注目集める「Web3.0」に期待もサービスなどに課題
──近年、ブロックチェーンやメタバースなど新たな技術の実用化が進み、次世代のインターネットの在り方を表す概念として「Web3.0」が急速に注目を集めています。
本当にさまざまなテクノロジーが出てきましたよね。カギとなるのは「ブロックチェーン」の技術です。これまでWeb2.0を牽引してきたGAFAに代わり、「DAO(ダオ)」と呼ばれる分散型自律組織が注目されたり、コピーが容易なデジタルコンテンツに資産的価値を付与する「NFT(Non-Fungible Token:非代替性トークン)」が実用化しつつあるなど、ブロックチェーンを軸とした様々なテクノロジーが続々と登場しています。メタバースも空間の定義という意味では、ブロックチェーンの活用例の一つといえるでしょう。
もちろん、一つひとつのテクノロジーやサービスについて、本当に浸透するかどうかはわかりませんが、「誰もがそろそろ新しい波が来ることを感じて期待している」状況であることは間違いないと断言できます。多くの人がWeb2.0時代のプレーヤーであるGAFAをはじめ、SNSではFacebookやTwitterなどの大活躍に飽き飽きしていて、「もういいでしょ」と心理的な変化が起きている。そういたネガティブな気持ちからも、新しいプレーヤーに対する待望やプラットフォームの変化などポジティブな期待感も高まっています。「変わりたい」「変わってほしい」というエネルギーが満ちてきていて、実際のところ「今を変えたい」という人は、「必死に頑張っている」フェーズなのではないでしょうか。
──マイクロソフトは、Web2.0の勝ち組として挙げられることも多いですね。そんな同社のエバンジェリストとして活躍する西脇さんは、Web3.0に対してどのような期待を抱いているのでしょうか。
まず、一般論でいえばWeb1.0の時代、いわゆるブログやWebサイトなど情報の流れが一方通行だったものがWeb2.0で双方向になったわけですよね。そこに空間の定義が加わり新しい経済活動が起きることがWeb3.0であり、様々な可能性が広がっています。たとえば、ネット上での会議は平面でしたが、それが空間に広がってくるとメタバースはもちろん、デジタルツインのようなネット上に『もう一つの地球』ができるなど、新しい空間が作られるでしょう。
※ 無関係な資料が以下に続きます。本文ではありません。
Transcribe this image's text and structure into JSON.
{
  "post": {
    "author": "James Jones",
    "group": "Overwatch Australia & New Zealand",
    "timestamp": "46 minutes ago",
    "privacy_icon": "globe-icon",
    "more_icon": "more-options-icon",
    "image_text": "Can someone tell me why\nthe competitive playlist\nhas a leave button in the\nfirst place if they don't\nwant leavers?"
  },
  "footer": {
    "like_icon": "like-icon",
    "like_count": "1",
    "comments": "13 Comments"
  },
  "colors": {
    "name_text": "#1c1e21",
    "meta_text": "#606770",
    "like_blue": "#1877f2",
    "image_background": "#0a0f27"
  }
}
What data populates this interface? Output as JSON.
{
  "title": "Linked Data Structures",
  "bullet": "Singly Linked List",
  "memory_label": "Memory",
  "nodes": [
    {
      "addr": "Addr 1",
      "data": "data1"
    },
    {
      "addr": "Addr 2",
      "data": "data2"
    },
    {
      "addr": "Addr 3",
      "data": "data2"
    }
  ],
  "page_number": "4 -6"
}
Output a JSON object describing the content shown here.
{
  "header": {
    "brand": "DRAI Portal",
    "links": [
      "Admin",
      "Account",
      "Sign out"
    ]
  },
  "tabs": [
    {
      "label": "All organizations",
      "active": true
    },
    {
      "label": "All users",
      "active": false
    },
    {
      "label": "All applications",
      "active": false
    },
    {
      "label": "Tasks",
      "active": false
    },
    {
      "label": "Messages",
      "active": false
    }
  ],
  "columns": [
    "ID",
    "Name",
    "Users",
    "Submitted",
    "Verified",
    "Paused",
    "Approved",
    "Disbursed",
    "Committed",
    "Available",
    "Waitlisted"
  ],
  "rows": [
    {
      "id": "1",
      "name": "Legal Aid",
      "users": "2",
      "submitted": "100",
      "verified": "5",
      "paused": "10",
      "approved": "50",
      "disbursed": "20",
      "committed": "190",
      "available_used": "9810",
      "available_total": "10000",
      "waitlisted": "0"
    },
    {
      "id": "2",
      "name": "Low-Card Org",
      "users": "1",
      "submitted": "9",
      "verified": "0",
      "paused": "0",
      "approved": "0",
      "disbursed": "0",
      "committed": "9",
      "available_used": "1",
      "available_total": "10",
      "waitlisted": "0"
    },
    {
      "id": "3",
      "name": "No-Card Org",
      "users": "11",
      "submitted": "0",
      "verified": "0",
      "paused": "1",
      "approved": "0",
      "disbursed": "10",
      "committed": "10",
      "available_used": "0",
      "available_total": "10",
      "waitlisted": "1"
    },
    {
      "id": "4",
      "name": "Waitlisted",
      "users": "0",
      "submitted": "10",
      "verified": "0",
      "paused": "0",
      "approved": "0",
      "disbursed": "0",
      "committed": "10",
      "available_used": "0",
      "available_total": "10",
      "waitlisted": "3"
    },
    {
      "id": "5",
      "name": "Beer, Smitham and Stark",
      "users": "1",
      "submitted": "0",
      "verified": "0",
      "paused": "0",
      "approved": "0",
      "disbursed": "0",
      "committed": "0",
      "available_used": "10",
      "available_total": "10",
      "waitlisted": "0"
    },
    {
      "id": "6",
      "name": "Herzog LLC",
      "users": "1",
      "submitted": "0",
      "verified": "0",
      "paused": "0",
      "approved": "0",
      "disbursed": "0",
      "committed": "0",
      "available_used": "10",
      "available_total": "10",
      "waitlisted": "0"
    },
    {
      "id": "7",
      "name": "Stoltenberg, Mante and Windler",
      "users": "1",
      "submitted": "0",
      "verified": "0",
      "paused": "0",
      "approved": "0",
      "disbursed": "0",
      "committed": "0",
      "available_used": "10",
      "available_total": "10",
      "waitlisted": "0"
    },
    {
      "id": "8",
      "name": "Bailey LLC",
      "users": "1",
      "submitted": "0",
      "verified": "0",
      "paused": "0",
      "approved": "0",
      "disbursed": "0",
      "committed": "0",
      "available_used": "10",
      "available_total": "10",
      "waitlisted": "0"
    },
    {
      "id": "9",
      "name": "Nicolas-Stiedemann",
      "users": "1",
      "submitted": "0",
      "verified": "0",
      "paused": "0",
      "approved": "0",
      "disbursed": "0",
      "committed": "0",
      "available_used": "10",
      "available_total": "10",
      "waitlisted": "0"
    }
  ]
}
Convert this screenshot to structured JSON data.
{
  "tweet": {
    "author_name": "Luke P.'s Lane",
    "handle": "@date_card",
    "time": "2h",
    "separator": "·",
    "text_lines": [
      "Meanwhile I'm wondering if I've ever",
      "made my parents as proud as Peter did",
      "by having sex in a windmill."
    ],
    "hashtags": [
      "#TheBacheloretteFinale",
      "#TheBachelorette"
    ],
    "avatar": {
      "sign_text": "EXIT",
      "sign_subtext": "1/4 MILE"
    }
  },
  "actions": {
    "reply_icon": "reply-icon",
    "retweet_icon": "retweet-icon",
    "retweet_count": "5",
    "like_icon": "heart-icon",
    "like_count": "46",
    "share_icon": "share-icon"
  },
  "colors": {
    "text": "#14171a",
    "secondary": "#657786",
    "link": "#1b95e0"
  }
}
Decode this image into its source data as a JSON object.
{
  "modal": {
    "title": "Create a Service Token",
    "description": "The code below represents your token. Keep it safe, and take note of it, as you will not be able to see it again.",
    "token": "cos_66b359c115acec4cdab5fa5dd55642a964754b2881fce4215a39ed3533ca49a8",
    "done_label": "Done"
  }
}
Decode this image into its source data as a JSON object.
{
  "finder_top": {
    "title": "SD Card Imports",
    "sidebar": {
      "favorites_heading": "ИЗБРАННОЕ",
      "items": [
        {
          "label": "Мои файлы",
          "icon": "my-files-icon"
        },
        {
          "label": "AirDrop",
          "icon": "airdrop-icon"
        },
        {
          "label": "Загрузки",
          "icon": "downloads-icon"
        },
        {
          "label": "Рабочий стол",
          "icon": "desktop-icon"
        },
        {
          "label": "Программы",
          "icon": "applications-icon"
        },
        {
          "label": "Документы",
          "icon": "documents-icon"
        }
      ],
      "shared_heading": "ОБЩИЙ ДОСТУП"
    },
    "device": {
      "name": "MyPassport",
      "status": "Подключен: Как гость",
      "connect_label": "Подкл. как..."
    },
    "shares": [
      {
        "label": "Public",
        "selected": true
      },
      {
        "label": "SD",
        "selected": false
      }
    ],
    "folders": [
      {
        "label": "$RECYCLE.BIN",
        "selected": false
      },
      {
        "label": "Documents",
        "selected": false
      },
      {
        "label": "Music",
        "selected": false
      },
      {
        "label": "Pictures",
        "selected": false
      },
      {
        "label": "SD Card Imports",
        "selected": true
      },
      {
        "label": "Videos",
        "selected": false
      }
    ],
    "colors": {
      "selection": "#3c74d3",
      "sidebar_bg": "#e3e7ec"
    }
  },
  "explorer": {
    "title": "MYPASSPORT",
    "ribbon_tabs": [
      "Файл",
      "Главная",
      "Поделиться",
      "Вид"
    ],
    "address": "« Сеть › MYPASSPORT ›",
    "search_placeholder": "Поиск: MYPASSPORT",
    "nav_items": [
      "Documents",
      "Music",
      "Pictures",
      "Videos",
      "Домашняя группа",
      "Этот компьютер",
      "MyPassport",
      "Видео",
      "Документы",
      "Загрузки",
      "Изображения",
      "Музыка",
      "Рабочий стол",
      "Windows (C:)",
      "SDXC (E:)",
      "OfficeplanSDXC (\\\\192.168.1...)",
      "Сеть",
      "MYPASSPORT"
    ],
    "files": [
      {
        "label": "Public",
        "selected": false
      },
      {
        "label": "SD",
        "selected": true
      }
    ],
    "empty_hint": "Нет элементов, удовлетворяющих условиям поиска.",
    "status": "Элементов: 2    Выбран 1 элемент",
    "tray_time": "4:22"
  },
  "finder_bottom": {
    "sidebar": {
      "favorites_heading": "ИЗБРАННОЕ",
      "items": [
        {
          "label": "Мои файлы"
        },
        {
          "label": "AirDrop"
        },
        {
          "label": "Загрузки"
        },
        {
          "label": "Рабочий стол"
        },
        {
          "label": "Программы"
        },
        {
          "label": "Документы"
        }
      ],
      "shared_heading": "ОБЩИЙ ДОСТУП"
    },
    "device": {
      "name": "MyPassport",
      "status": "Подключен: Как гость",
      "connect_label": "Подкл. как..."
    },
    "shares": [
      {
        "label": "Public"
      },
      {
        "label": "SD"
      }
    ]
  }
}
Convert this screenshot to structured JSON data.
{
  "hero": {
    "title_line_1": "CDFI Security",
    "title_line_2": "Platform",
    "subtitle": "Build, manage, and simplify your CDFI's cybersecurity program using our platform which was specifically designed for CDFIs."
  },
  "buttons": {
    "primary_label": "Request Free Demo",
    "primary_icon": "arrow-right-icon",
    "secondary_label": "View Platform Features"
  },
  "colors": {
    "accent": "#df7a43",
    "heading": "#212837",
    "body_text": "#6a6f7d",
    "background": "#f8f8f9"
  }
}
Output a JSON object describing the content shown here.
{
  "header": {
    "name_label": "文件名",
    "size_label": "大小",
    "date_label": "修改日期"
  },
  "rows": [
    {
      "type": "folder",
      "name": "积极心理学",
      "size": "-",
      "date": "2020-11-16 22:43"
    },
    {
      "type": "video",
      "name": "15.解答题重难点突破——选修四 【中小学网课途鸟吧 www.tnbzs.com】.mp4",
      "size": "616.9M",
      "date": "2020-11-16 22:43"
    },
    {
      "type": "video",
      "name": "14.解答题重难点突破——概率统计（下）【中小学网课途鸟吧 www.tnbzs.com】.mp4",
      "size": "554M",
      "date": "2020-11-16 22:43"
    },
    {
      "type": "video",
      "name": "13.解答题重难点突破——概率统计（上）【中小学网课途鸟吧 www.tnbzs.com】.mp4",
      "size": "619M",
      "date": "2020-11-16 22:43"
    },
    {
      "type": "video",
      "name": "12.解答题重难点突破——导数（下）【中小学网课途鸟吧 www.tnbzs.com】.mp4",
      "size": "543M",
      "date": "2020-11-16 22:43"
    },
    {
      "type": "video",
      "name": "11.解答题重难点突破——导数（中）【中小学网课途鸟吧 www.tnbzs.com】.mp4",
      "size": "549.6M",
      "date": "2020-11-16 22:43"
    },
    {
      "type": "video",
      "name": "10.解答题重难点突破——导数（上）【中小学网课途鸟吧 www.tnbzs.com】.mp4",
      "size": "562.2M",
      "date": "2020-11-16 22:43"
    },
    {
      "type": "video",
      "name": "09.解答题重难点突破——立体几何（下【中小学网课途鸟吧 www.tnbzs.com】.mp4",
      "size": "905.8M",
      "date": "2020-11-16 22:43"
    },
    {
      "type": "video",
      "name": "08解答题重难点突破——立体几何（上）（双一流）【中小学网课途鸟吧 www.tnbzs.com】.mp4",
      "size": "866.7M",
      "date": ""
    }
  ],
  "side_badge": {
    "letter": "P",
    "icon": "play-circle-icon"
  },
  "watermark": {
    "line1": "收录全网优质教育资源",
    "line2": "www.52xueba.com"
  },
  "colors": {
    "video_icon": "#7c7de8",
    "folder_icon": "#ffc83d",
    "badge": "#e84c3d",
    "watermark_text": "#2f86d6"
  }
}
そのような空間的な拡張に期待をしています。
そして二つ目は、リアルで実現できることだけでなく、それ以上のことも含めて誰でも参加できるような世界を実現できる点です。私たちのいるリアル空間では、ハンディキャップをもつ人にとって参加しにくい領域がまだ残っていると思います。でも、Web3.0の世界になれば、その制約がもっと小さくなり、誰もが自由に参加できるようになるのではないでしょうか。たとえば、家にいながらベッドの上からでもまったく別の世界に行き、実空間と同じ体験をするなど、色々なことができるようになるでしょう。もちろん、Web2.0の世界も残りますが、新しい空間やコミュニティが登場し共存するイメージですね。
ただ、私がはっきりと「Web3.0が来たぞ!」と宣言できないのは、Web3.0を代表する『キラーアプリ』がまだ登場していないからです。メタバースが話題になっても、まだ決して「普及した」と言えるレベルにはなっていないですよね。現に何億円もかけたメタバース空間に行ってみても毎日10人しか来ていないとか、残念ながらそれが実情です。Web2.0におけるTwitterやFacebookなどに該当するサービスやコンテンツが出てこないと、「Web3.0到来!」とは言い難いでしょう。